液体タイプはコーヒー・ココア・いちごの3種類あり、好みの味を選べます。
また液体タイプだと粉末と異なり、牛乳瓶の底に溶けずに残ってザラザラしてしまうことはありません。
入れた瞬間から牛乳と混ざり合い美味しい味に変化するので、嫌な気持ちがせず最後まで牛乳を飲めます。
美味しく飲んでこその精神があるからこそ、さらに飲みやすい液体タイプが生まれたのでしょう。

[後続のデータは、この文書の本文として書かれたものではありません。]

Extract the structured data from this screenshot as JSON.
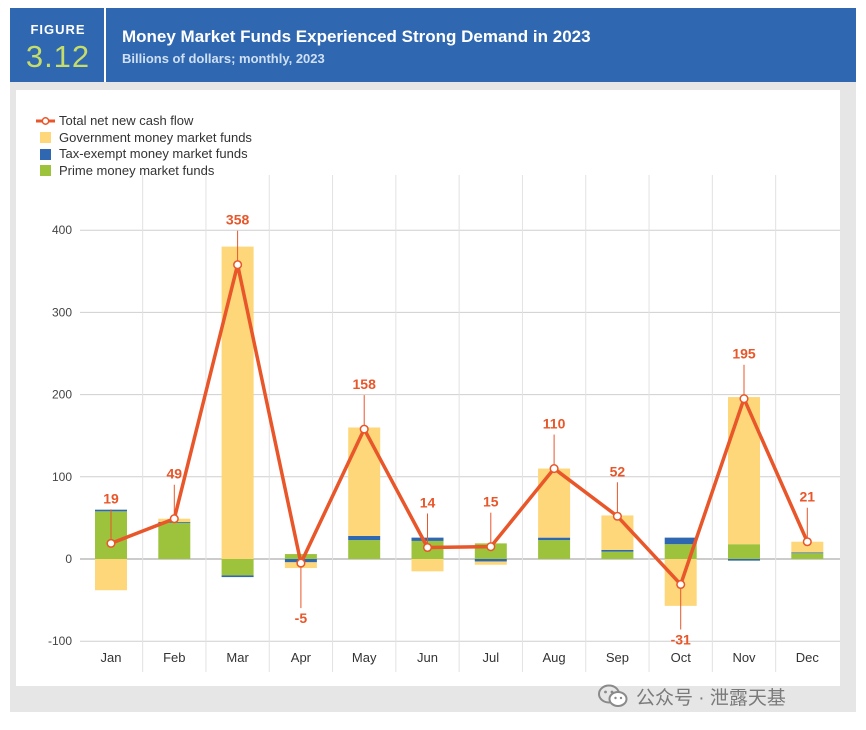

小学校や中学校の給食時代に出されていた人にとっては、思い出の品なので大人になった現在でもたまに飲みたくなるかもしれません。
しかし学校給食用の食品だと、なかなか気軽に手に入らないと思い諦めてしまうかもしれません。
ですが現在ではスーパーやドラッグストア、100円ショップでも販売されています。
家庭用として5個入り、20個入りなどのラインナップがあるので、もしお子さんが牛乳嫌いで悩んでいるなら試してみる価値があるかもしれません。
また子どもに見せることによりお父さんやお母さんの給食の思い出を語り合ったり、同世代で集まった時にも話のネタになるでしょう。
大島食品工業(株)では、時代とともに変わる食生活に対応しながらさまざまな製品を作り続けています。
学校給食向けのゼリーの素、栄養のある小魚を食べやすくした味付け小魚のミニフィッシュなどなど、大ヒット商品以外にも製造しています。
一般的には牛乳調味料のイメージが強い食品会社ですが、いつも使っている食品も実は作っているかもしれません。
現在では全国に営業拠点を設け、工場も各地にあります。
これからも美味しく食べてこその精神はそのままに、時代に合わせた食品を給食の現場に納入していきます。